In the long run, the most important step is a better vaccine. Researchers might add more of the components found in the old one, and try to create long-lasting effectiveness while skirting the old side effects. But that could take a while. The scientific challenges particular to a whooping-cough vaccine are daunting. Unlike measles (or rubella or varicella), pertussis mainly infects the respiratory tract rather than invading the bloodstream. So giving someone a shot intended to produce circulating antibodies, as other vaccines do, may not work as well, because that’s not where the pathogen is mainly found, as Sarah Long, chief of the section of infectious diseases at St. Christopher’s Hospital for Children in Philadelphia, explained to me.

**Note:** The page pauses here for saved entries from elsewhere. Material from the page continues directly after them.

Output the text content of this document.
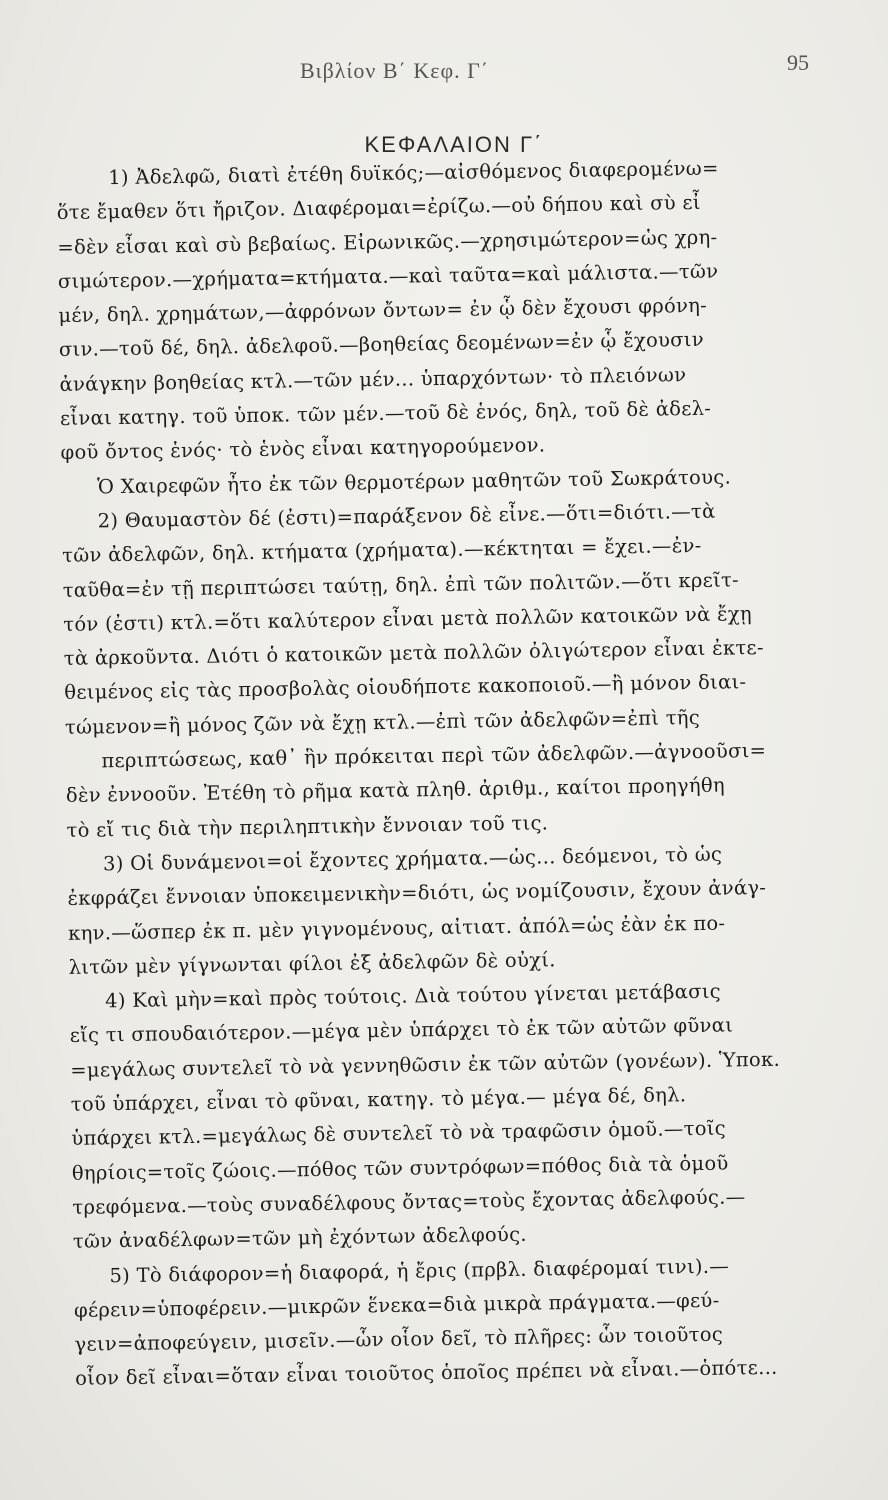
Βιβλίον Β΄ Κεφ. Γ΄	95
ΚΕΦΑΛΑΙΟΝ Γ΄
1) Ἀδελφῶ, διατὶ ἐτέθη δυϊκός;—αἰσθόμενος διαφερομένω=
ὅτε ἔμαθεν ὅτι ἤριζον. Διαφέρομαι=ἐρίζω.—οὐ δήπου καὶ σὺ εἶ
=δὲν εἶσαι καὶ σὺ βεβαίως. Εἰρωνικῶς.—χρησιμώτερον=ὡς χρη-
σιμώτερον.—χρήματα=κτήματα.—καὶ ταῦτα=καὶ μάλιστα.—τῶν
μέν, δηλ. χρημάτων,—ἀφρόνων ὄντων= ἐν ᾧ δὲν ἔχουσι φρόνη-
σιν.—τοῦ δέ, δηλ. ἀδελφοῦ.—βοηθείας δεομένων=ἐν ᾧ ἔχουσιν
ἀνάγκην βοηθείας κτλ.—τῶν μέν... ὑπαρχόντων· τὸ πλειόνων
εἶναι κατηγ. τοῦ ὑποκ. τῶν μέν.—τοῦ δὲ ἑνός, δηλ, τοῦ δὲ ἀδελ-
φοῦ ὄντος ἑνός· τὸ ἑνὸς εἶναι κατηγορούμενον.
Ὁ Χαιρεφῶν ἦτο ἐκ τῶν θερμοτέρων μαθητῶν τοῦ Σωκράτους.
2) Θαυμαστὸν δέ (ἐστι)=παράξενον δὲ εἶνε.—ὅτι=διότι.—τὰ
τῶν ἀδελφῶν, δηλ. κτήματα (χρήματα).—κέκτηται = ἔχει.—ἐν-
ταῦθα=ἐν τῇ περιπτώσει ταύτῃ, δηλ. ἐπὶ τῶν πολιτῶν.—ὅτι κρεῖτ-
τόν (ἐστι) κτλ.=ὅτι καλύτερον εἶναι μετὰ πολλῶν κατοικῶν νὰ ἔχῃ
τὰ ἀρκοῦντα. Διότι ὁ κατοικῶν μετὰ πολλῶν ὀλιγώτερον εἶναι ἐκτε-
θειμένος εἰς τὰς προσβολὰς οἱουδήποτε κακοποιοῦ.—ἢ μόνον διαι-
τώμενον=ἢ μόνος ζῶν νὰ ἔχῃ κτλ.—ἐπὶ τῶν ἀδελφῶν=ἐπὶ τῆς
περιπτώσεως, καθ᾽ ἣν πρόκειται περὶ τῶν ἀδελφῶν.—ἀγνοοῦσι=
δὲν ἐννοοῦν. Ἐτέθη τὸ ρῆμα κατὰ πληθ. ἀριθμ., καίτοι προηγήθη
τὸ εἴ τις διὰ τὴν περιληπτικὴν ἔννοιαν τοῦ τις.
3) Οἱ δυνάμενοι=οἱ ἔχοντες χρήματα.—ὡς... δεόμενοι, τὸ ὡς
ἐκφράζει ἔννοιαν ὑποκειμενικὴν=διότι, ὡς νομίζουσιν, ἔχουν ἀνάγ-
κην.—ὥσπερ ἐκ π. μὲν γιγνομένους, αἰτιατ. ἀπόλ=ὡς ἐὰν ἐκ πο-
λιτῶν μὲν γίγνωνται φίλοι ἐξ ἀδελφῶν δὲ οὐχί.
4) Καὶ μὴν=καὶ πρὸς τούτοις. Διὰ τούτου γίνεται μετάβασις
εἴς τι σπουδαιότερον.—μέγα μὲν ὑπάρχει τὸ ἐκ τῶν αὐτῶν φῦναι
=μεγάλως συντελεῖ τὸ νὰ γεννηθῶσιν ἐκ τῶν αὐτῶν (γονέων). Ὑποκ.
τοῦ ὑπάρχει, εἶναι τὸ φῦναι, κατηγ. τὸ μέγα.— μέγα δέ, δηλ.
ὑπάρχει κτλ.=μεγάλως δὲ συντελεῖ τὸ νὰ τραφῶσιν ὁμοῦ.—τοῖς
θηρίοις=τοῖς ζώοις.—πόθος τῶν συντρόφων=πόθος διὰ τὰ ὁμοῦ
τρεφόμενα.—τοὺς συναδέλφους ὄντας=τοὺς ἔχοντας ἀδελφούς.—
τῶν ἀναδέλφων=τῶν μὴ ἐχόντων ἀδελφούς.
5) Τὸ διάφορον=ἡ διαφορά, ἡ ἔρις (πρβλ. διαφέρομαί τινι).—
φέρειν=ὑποφέρειν.—μικρῶν ἕνεκα=διὰ μικρὰ πράγματα.—φεύ-
γειν=ἀποφεύγειν, μισεῖν.—ὧν οἷον δεῖ, τὸ πλῆρες: ὧν τοιοῦτος
οἷον δεῖ εἶναι=ὅταν εἶναι τοιοῦτος ὁποῖος πρέπει νὰ εἶναι.—ὁπότε...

For now, then, the best plan is to double down with the vaccine we have. CDC guidelines give physicians a window for administering whooping-cough shots to children: They can give the first one at six weeks instead of the standard 2 months. They can also offer the 11- to 12-year-old a booster at age 10. This might be a good idea in areas with high levels of disease, says Long. (Protect the 10-year-olds!) Experts might also consider an updated schedule involving more booster shots, though Clark cautions that’s premature. The CDC advises pregnant women to get the vaccine, preferably in the third trimester, so that some antibodies will cross the placenta and continue to circulate in the newborn. Also, since babies are most likely to get pertussis at home, anyone in contact with a newborn, including grandparents and caregivers, should be immunized. (A smart New York law now requires hospitals to recommend the vaccine to new parents.) But with so much whooping cough in the air, no adult should go without the recommended booster (which for adolescents and adults is called Tdap). Only about 10 percent have done so currently, which is a far cry from herd immunity.
Correction, Sept. 5, 2012: This article originally misstated the title of Mnookin’s book as Vaccine Panic. (Return to the corrected sentence.)